Dans le litige juridique
xxx
Plaignants,
Représentant légal :
Me Sven Adam,
Lange Geismarstraße 55, 37073 Göttingen,
contre
xxx
défendeur,
Le Tribunal social de Hildesheim – 33e chambre –
le 15 décembre 2010,
par l’intermédiaire de son président, xxx
:
Le défendeur doit rembourser au demandeur ses frais extrajudiciaires nécessaires.
Raisons :
I.
Après que le demandeur a déclaré le litige réglé, les parties ne contestent plus que les dépens. Le principal point de désaccord porte sur l'inaction du défendeur face à l'objection du demandeur, formulée par lettre du 22 mars 2010, contre la décision du 9 mars 2010.
Le demandeur a déclaré que l'action intentée le 9 juillet 2010 était réglée par lettre datée du 13 août 2010, après que le défendeur l'eut informé par lettre datée du 11 août 2010 que la décision sur l'objection avait été rendue le 11 août 2010.
Le plaignant demande maintenant par écrit,
contraindre le défendeur à rembourser les frais extrajudiciaires nécessaires.
Le défendeur demande par écrit, en substance, que
rejeter la demande.
L'action était irrecevable après le prononcé du jugement. De plus, l'inaction était justifiée, le demandeur étant absent, tant à l'adresse indiquée dans l'acte introductif d'instance qu'à Duderstadt. Le défendeur ne statue généralement sur le fond qu'une fois cette question clarifiée. Faute d'information sur le lieu de résidence du demandeur, il était impossible de lui fournir des renseignements précis concernant son droit d'appel.
II.
Conformément à l'article 193, paragraphe 1, de la loi sur les tribunaux sociaux (LTS), le tribunal doit, sur requête, statuer par ordonnance sur l'opportunité et le montant du remboursement mutuel des frais de justice si la procédure – comme en l'espèce – prend fin autrement que par jugement. Cette décision fondamentale relative aux frais relève du pouvoir discrétionnaire du tribunal, qui doit, compte tenu de l'état antérieur de l'affaire et des arguments juridiques, accorder une attention particulière aux chances de succès (Meyer-Ladewig/Leitherer, dans Meyer-Ladewig/Keller/Leitherer, LTS, 8e édition, article 193, note marginale 13 et références complémentaires). Les autres critères de décision relatifs aux frais sont, notamment, l'issue de la procédure, les circonstances ayant conduit à l'introduction de l'instance et celles ayant conduit au règlement du litige (cf. Niesel, Der Sozialgerichtsprozess, 4e édition, notes marginales 610 et 613 et références complémentaires).

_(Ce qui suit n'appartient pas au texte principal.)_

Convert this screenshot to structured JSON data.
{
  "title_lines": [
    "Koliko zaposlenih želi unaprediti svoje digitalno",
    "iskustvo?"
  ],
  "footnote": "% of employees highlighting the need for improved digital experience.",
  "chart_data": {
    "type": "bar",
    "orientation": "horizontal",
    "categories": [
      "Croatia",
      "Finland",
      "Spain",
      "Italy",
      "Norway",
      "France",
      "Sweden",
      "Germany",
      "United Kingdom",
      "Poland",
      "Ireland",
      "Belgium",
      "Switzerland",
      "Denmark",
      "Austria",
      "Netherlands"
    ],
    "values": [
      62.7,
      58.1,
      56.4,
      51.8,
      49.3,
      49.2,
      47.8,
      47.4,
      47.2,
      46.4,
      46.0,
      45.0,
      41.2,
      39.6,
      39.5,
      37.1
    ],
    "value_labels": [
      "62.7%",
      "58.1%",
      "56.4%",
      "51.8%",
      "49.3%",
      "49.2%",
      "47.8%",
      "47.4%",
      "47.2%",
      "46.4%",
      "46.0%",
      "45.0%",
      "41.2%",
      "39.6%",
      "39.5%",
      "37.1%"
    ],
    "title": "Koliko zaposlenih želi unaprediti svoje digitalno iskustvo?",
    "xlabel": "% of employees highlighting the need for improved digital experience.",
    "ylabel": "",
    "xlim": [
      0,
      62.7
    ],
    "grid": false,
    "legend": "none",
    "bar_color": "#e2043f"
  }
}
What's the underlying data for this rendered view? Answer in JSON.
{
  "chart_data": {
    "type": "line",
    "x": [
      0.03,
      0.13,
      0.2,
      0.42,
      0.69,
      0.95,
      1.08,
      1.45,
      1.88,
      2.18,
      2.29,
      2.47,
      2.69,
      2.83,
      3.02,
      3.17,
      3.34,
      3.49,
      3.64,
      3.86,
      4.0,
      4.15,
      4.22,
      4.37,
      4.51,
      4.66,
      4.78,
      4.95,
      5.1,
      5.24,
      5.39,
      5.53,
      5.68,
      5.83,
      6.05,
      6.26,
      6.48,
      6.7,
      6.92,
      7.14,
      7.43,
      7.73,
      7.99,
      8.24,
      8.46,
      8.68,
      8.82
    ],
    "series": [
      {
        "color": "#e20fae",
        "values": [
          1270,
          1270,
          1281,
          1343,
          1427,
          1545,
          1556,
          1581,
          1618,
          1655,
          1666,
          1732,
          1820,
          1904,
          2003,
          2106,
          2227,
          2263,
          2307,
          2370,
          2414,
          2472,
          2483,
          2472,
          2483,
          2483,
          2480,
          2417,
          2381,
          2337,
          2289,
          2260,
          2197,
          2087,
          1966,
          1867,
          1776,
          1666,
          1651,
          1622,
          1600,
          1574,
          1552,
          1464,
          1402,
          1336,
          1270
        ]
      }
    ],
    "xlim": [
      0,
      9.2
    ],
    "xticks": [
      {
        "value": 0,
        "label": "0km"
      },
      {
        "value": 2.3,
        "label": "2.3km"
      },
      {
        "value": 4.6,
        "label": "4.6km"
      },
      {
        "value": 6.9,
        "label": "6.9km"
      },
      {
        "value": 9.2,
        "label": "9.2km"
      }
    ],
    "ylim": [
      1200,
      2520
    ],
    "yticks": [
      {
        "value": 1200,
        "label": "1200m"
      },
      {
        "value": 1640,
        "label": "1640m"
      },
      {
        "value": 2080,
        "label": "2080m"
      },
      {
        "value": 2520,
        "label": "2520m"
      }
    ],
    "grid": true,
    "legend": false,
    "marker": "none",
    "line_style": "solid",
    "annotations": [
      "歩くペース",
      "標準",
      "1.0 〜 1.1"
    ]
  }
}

L'exercice du pouvoir discrétionnaire conféré au tribunal a pour conséquence que le défendeur doit supporter les frais extrajudiciaires nécessaires du demandeur.
Après un examen préliminaire, tenant compte des faits et arguments juridiques existants, l'action présentait des perspectives de succès. Elle était notamment recevable. Le demandeur n'a été débouté de sa demande qu'après le prononcé de la décision sollicitée dans la procédure en cours, suite à quoi il a déclaré la procédure close.
De plus, il n’y avait pas de motif suffisant au sens de l’article 88 de la loi sur les tribunaux sociaux (SGG).
Le fait que le domicile du demandeur soit inconnu n'a pas empêché le défendeur de statuer sur le fond. Le simple fait d'invoquer la pratique établie consistant à ne statuer sur une affaire qu'une fois le domicile du demandeur connu ne constitue pas un motif suffisant au sens de l'article 88 de la loi sur les tribunaux sociaux (SGG). Cela est d'autant plus vrai que le représentant autorisé du demandeur avait déjà reçu instruction de former l'opposition et était donc habilité à recevoir la signification de l'acte introductif d'instance.
Cette décision est irrévocable conformément à l'article 172, paragraphe 3, point 3 de la loi sur les tribunaux sociaux (SGG) dans sa version applicable à compter du 1er avril 2008.